Tuesday, June 9, 2015

Pay now or Later? Early Method Development and Phase-Appropriate Validation-Considerations and Issues for Pharmaceutical Drug Development


By Harley Everett Wilcox, MBA
Senior Scientific Advisor
ABC Laboratories
www.abclabs.com

I do not know an explicit percentage, but I would guess roughly 30% - 50% of early purity methods for drug products have issues prior to phase II clinical.  The issue often observed include:

• New chromatographic peaks showing up in the drug product during stability
 Peaks migrating, or moving around over time
 System Suitability issues over time

Often, minimal efforts are put into early HPLC methods as the drug product may change and extra efforts would appear to be not useful and down-right costly.  In addition, time-lines are often tight.
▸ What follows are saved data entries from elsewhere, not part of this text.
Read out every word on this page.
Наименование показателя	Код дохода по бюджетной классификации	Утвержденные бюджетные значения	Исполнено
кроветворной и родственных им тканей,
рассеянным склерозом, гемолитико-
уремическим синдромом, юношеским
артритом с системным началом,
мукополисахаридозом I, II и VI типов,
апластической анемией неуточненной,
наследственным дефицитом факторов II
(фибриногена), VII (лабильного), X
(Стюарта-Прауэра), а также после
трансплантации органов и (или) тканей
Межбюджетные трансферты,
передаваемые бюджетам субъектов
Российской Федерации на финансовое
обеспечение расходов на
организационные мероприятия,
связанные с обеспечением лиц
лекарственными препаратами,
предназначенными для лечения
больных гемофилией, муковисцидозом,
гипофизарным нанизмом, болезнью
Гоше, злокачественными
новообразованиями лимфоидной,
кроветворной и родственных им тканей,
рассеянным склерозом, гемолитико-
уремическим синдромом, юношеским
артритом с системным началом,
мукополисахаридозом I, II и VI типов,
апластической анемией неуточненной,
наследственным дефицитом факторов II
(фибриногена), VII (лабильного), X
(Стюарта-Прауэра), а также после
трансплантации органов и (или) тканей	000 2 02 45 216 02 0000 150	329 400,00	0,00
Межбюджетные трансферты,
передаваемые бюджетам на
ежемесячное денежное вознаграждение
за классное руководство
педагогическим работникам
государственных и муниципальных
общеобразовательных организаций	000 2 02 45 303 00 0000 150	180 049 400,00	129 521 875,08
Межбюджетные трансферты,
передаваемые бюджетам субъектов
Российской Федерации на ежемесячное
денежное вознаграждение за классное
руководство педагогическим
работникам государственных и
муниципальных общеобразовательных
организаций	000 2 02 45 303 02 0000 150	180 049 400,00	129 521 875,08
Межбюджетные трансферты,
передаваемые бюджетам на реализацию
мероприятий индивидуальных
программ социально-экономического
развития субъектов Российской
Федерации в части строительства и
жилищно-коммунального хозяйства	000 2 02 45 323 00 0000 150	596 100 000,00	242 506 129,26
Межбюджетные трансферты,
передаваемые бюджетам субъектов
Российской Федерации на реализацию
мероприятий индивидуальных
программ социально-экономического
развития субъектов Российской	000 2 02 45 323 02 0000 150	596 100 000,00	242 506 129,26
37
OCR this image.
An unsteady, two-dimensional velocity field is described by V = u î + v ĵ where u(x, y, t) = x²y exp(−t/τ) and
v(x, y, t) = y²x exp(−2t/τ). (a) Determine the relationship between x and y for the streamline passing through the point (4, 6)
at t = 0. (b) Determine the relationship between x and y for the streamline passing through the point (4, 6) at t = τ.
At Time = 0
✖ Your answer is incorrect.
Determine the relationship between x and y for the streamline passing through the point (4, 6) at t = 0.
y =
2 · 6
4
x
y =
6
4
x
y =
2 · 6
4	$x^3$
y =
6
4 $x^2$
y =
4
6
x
Additional method development efforts suggested for methods supporting phase one studies should be in concert with the established specifications and thus the issue.  Drug product specifications are required for release and stability monitoring and typical determined as the IND nears. If little is known about a new formulation, degradation profiles, and purity of lab/engineering, batches how does one determine purity specifications? Often, ICH guidelines or drug substance data are referenced for total impurities of NMT 2% and no unknown impurity greater than 0.2% represent typical specifications. OK, now we have specifications and we validate the early development methods as phase appropriate conducting minimal accuracy, linearity, precisions, stability of solution, LOD and LOQ.  We stay away from robustness, intermediate precisions, and complete specificity which would could be completed probably in a few weeks. Why do phase appropriate? Again, as things may change the cost would be sunk.
Often and unfortunately, either at release or during stability the analyst will encounter an investigation as the product does not meet specification because of:

 New peaks > unknowns specification
 New peaks, or higher than expected impurities from early manufacturing

Drug developers will exclaim ‘those unknowns are very likely excipient or excipients related’ and thus not a real OOS, or ‘I thought the method was validated’.  However, as the unknown peaks move around from run to run, and often have insufficient resolution from known active impurities, more work is necessary to confirm the unknowns as excipients or not. Typically, this requires evaluating placebo, placebo on stability, stressed excipients and possible some excipient drug compatibility studies. Gains made from the savings for early development/phase appropriateness are lost and unless more efforts are applied to understand the method, we may revisit costly investigations in the future.  The message—it is most cost effective to insure that methods and specifications are compatible and or conduct appropriate studies during method development to understand degradents and representative impurity levels.